Walk past the teacher down a long, covered walkway to the school entrance, between the office and library and you see the huge playground. And though this playground doesn't have a $150,000 boutique jungle gym with shredded tires for safety, it is every bit a child's paradise. There are more large shade trees with colorfully painted tires hanging at various heights, ropes stretched between trees for climbing and hanging and general monkey business, swings, bamboo climbing structures, and a covered gym with foam padded floor for when it's raining or just too hot to be in the sun.
Situated in a U shape around the playground are the classrooms, which belong to a low, flat-roofed, concrete building whose class doors open out toward the playground.

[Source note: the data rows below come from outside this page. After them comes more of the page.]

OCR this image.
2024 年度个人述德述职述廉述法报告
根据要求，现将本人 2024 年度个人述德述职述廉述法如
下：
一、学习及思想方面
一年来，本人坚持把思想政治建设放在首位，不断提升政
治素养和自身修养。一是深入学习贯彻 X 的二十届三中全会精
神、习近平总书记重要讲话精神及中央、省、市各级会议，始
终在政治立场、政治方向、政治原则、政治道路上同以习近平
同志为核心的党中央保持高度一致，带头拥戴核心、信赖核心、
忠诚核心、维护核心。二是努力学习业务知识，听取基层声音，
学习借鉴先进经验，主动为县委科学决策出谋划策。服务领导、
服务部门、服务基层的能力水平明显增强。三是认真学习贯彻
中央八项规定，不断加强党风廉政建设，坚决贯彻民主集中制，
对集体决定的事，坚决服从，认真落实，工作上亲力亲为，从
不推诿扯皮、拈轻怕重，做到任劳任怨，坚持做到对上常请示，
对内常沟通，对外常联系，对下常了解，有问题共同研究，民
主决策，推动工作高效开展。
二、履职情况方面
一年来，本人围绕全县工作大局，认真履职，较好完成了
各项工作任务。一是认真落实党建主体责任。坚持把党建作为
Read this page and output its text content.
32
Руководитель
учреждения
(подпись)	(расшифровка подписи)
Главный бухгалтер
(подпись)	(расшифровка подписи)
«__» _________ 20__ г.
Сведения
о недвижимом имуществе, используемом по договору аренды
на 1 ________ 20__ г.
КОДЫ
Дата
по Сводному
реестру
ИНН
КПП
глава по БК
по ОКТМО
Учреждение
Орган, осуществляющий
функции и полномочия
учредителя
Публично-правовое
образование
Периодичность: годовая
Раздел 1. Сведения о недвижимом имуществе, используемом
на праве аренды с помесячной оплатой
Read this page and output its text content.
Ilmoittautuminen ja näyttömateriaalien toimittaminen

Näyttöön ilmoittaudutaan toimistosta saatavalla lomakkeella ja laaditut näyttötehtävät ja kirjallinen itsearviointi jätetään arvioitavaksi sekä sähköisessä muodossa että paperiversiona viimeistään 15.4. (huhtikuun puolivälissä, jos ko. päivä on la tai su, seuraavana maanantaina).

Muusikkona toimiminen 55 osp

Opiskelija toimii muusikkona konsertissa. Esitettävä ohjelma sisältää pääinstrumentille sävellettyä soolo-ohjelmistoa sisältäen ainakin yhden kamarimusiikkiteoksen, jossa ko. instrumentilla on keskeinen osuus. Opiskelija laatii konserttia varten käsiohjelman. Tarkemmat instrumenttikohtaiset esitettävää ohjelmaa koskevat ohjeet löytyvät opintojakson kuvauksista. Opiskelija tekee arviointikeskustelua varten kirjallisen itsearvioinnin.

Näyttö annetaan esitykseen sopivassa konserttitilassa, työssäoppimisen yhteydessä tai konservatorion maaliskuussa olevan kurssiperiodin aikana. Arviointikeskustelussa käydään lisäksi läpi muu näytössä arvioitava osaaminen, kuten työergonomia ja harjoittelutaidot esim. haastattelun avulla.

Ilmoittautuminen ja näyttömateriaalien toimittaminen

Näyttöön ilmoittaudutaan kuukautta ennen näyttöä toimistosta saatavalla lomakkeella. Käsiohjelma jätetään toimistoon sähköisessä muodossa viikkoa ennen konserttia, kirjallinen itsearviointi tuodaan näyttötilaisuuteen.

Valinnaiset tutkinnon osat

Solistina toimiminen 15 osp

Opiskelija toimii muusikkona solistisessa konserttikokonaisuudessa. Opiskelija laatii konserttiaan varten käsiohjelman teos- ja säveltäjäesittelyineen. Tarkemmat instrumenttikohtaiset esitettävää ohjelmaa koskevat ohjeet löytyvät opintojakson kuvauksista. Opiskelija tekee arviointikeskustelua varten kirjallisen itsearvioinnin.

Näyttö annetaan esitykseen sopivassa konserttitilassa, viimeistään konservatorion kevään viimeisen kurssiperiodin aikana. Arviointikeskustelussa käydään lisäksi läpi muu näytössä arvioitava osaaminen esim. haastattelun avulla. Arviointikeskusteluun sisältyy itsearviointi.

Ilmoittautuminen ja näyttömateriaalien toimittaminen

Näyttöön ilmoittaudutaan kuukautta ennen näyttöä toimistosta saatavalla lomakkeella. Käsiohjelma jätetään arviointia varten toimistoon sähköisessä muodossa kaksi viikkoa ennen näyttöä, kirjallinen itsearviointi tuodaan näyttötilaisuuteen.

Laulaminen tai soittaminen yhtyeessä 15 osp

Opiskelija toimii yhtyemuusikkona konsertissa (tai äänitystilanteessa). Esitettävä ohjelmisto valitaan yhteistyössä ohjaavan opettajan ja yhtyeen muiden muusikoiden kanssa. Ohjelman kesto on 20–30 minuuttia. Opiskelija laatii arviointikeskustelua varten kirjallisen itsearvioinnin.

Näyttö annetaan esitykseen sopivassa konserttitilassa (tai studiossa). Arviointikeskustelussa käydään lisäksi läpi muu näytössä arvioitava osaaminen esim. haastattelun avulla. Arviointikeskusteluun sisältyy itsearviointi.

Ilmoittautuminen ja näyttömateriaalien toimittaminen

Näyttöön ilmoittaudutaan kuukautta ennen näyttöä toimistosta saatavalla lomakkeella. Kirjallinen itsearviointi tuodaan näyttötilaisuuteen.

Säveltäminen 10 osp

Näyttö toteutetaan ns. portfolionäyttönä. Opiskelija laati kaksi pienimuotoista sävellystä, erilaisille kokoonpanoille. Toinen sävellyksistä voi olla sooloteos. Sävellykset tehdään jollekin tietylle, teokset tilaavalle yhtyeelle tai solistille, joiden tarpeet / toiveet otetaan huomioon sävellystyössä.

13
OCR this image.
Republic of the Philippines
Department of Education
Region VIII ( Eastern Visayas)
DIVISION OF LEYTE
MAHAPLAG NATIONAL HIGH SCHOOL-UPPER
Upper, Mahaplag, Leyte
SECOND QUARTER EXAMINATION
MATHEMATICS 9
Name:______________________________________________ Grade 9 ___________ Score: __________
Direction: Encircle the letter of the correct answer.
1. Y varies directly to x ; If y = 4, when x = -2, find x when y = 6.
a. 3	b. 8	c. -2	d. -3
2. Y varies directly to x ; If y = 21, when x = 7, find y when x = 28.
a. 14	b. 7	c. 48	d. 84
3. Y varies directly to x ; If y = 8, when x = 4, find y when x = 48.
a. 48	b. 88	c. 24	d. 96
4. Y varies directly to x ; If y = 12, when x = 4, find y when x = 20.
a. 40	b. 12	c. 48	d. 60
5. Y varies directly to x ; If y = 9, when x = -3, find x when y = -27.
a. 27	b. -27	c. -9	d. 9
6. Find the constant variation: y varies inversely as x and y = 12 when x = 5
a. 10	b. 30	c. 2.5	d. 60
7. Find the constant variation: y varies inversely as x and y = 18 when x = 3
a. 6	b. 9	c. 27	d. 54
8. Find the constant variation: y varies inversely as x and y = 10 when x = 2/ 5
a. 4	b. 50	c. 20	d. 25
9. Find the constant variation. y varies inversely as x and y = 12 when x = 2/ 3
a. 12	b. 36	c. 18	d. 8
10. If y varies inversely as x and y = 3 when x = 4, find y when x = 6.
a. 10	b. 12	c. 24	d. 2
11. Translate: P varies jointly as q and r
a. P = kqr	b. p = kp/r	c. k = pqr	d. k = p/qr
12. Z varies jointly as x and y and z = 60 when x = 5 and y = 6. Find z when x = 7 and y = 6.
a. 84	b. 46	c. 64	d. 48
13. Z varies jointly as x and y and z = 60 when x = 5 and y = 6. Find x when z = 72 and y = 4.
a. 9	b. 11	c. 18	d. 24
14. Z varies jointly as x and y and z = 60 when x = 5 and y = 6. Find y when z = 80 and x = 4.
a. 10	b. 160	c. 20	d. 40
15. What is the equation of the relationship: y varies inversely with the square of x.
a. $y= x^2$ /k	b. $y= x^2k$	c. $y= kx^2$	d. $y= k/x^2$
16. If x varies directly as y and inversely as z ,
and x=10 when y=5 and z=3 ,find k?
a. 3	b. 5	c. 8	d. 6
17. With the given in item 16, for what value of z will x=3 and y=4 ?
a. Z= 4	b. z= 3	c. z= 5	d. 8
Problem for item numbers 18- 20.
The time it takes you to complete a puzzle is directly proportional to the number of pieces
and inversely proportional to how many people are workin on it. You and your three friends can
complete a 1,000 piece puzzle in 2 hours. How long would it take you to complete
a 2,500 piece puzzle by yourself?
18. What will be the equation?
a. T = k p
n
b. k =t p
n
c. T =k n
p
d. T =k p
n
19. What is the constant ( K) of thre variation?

In the middle of the U is the "canteen" where the kids eat at several small tables. The food, by the way, is delicious and the kids can eat as much as they want. I ate there yesterday, as I was volunteering in Jess' class, and I ate a soup, not unlike a Vietnamese Pho. It was a bone broth with rice noodles, chicken, green onions, cilantro and a mix of spicy tomato sauce and ground meat. I had two bowls as the kids laughed at my running nose and watery eyes. Spicy heaven!
The classrooms themselves are classic Montessori with well organized lessons lining the shelves and a common area for Circle Time. They all have wall and ceiling mounted fans, and Jess' classroom even has an air conditioner. Besides the one in the office, I think it's the only one in the school.